Here’s the 1 Social Security change in 2025 that will hurt the worst

Here’s the 1 Social Security change in 2025 that will hurt the worst

New years always bring changes. 2025 will be no different. Some of these changes shouldn’t be surprises. For example, the Social Security Administration (SSA) has already announced changes to Social Security coming next year.

Some of these changes are good. Others are not so good. Here’s the one Social Security change in 2025 that will do the most damage.

An elderly couple looking at documents at home.
Image source: Getty Images.

For many people, paying taxes is a necessary evil. The new year will bring even greater calamity for some. In 2025, FICA taxes will rise for higher earners due to a major change to Social Security.

To be clear, the FICA tax rate does not change. The share will remain at 15.3% and will be divided equally between employees and employers. Of this, 12.4% (6.2% each for employees and employers) goes into financing social security.

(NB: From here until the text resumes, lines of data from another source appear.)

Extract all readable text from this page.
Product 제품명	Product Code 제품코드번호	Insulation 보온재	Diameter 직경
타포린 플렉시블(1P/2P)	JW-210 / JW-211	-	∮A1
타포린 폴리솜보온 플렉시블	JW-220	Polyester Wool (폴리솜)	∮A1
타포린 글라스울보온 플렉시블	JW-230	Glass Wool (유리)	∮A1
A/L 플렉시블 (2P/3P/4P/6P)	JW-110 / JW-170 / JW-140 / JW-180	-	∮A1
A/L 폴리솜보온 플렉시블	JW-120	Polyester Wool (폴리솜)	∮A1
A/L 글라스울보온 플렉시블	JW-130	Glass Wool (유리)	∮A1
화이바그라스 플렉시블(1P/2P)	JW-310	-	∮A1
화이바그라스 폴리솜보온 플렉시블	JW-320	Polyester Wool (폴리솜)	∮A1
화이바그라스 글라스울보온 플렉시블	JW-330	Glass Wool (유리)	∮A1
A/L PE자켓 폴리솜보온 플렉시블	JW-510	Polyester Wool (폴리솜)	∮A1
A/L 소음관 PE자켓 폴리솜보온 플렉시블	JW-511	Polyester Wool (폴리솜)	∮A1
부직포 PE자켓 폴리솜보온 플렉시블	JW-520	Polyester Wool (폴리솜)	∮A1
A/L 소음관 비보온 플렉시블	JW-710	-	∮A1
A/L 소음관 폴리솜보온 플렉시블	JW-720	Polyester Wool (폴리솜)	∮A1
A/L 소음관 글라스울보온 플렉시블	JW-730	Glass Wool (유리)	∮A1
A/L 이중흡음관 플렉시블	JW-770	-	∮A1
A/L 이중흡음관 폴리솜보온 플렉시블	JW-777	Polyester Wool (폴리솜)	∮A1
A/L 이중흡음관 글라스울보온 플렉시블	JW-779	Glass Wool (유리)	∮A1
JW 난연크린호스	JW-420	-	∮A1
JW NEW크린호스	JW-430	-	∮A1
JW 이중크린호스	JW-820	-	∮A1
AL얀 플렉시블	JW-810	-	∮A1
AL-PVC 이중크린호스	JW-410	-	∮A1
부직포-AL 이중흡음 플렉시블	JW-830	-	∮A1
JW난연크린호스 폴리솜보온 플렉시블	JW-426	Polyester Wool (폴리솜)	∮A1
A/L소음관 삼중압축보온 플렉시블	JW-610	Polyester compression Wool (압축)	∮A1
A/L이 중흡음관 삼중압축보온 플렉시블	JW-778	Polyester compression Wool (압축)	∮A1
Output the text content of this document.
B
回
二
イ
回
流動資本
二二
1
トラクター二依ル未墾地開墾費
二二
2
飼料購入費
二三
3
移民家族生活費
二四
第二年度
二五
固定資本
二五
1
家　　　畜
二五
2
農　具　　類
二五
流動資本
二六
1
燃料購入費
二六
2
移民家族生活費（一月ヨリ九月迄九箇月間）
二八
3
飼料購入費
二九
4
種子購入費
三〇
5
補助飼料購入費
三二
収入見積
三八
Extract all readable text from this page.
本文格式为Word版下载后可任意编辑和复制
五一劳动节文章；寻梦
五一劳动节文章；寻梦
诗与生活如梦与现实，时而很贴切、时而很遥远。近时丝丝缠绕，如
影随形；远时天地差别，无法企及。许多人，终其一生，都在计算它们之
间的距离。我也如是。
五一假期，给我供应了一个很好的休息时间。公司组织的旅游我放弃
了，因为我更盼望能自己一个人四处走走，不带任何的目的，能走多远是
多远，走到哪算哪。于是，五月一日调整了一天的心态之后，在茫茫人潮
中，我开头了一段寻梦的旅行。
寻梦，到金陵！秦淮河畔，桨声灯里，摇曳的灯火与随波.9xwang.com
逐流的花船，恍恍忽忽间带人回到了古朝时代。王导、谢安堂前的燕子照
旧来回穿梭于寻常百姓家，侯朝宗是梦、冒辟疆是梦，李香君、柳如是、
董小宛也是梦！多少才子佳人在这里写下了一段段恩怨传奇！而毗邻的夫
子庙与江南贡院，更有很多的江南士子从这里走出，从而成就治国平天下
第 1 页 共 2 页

However, the amount of income subject to the Social Security portion of the FICA tax will change next year. The maximum taxable income is currently $168,600 but will increase to $176,100 in 2025. There is no limit to the amount of income on which FICA taxes must be paid to fund Medicare.

Some Americans who begin collecting Social Security retirement benefits before reaching full retirement age (FRA) but continue to work could also be negatively affected by a change in 2025. Currently, Social Security withholds benefits for every $2 of income above $22,320 for those earning less than their FRA. This limit will increase to $23,400 in the new year. Social Security also currently withholds $1 in benefits for every $3 of earnings over $59,520 in the year a person reaches their FRA. This threshold will increase to $62,160 in 2025.

Ironically, the most painful change to Social Security in 2025 will be one designed to help people. All Social Security recipients will receive a 2.5% cost of living adjustment (COLA) starting in January. The purpose of the COLA is to protect Social Security benefits from being eroded by inflation. But for many (and perhaps even most) individuals, the 2.5% increase will not achieve that goal.

The 2025 COLA will be the lowest increase since 2020. In some ways, this is good news. A lower COLA means lower inflation because the adjustment is based on an inflation metric – the Consumer Price Index for Urban Wage Earners and Office Workers (CPI-W).

But the CPI-W has a well-known flaw: It doesn’t accurately reflect increased costs for seniors. Pensioners in particular could feel the effects of the low COLA next year. Medical costs in particular tend to rise faster than overall inflation. We saw this in the most recent inflation report for November, when medical care costs rose 3.8% year-over-year while the CPI-W rose 2.4%.